Dijital platformlarda her gün altmış milyarın üzerinde mesaj paylaşılıyor ve ortalama bir kişi günde dört bin ila on bin arasında reklama maruz kalıyor. Bu uyaran bombardımanı, hem çevrimiçi hem de çevrimdışı iletişim kurma ve içerik pazarlama şeklimizi değiştiriyor. Araştırmalar, bir kişinin dikkatini çekmek için üç saniyeden az zamanınızın olduğunu gösteriyor. Marka bilinirliğini ve büyümeyi başarılı bir şekilde artırmak istiyorsak, bu kadar kısa bir zaman aralığıyla kitlelerin ilgisini hızlı, verimli ve tutarlı bir şekilde çekmemiz gerekiyor.

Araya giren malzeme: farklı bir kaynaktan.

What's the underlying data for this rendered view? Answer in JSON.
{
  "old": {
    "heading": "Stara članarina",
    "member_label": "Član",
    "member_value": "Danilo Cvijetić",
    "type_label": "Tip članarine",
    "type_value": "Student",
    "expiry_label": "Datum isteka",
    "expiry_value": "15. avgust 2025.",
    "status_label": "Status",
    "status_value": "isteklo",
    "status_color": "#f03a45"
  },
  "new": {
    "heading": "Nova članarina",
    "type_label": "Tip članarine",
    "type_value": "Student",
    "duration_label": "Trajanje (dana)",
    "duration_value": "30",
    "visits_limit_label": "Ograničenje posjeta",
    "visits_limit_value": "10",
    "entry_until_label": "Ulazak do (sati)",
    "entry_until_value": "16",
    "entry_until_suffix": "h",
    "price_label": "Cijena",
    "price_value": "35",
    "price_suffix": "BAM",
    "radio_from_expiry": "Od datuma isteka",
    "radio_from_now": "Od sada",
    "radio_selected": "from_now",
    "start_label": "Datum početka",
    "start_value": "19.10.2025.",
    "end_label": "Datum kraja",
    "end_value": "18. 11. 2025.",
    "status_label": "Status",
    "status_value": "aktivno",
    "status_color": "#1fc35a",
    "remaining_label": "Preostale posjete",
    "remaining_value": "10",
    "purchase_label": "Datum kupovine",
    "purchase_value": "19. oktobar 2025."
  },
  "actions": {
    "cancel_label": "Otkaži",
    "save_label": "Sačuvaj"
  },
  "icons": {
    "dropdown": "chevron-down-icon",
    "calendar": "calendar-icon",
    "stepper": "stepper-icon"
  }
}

Brendan Kane, kitabının ana fikri: “Günümüzde tüketiciler o kadar çok bilgi bombardımanına maruz kalıyor ki, dikkatlerini hemen çekmeniz gerekiyor. Marka ya da işletmenizin dünya ile olan ilk teması sosyal medya üzerinden gerçekleşiyor. Her dakika Facebook üzerinden 147bin fotoğraf yükleniyor, 54 bin bağlantı paylaşılıyor ve 317bin durum güncellemesi yapılıyor, her gün lnstagram’da 95milyondan daha fazla gönderi paylaşılıyor ve YouTube’da her gün bir milyar saatlik içerik izleniyor. Bir markanın bu kadar çok alternatife karşı hala fark edilmesi mucizedir.”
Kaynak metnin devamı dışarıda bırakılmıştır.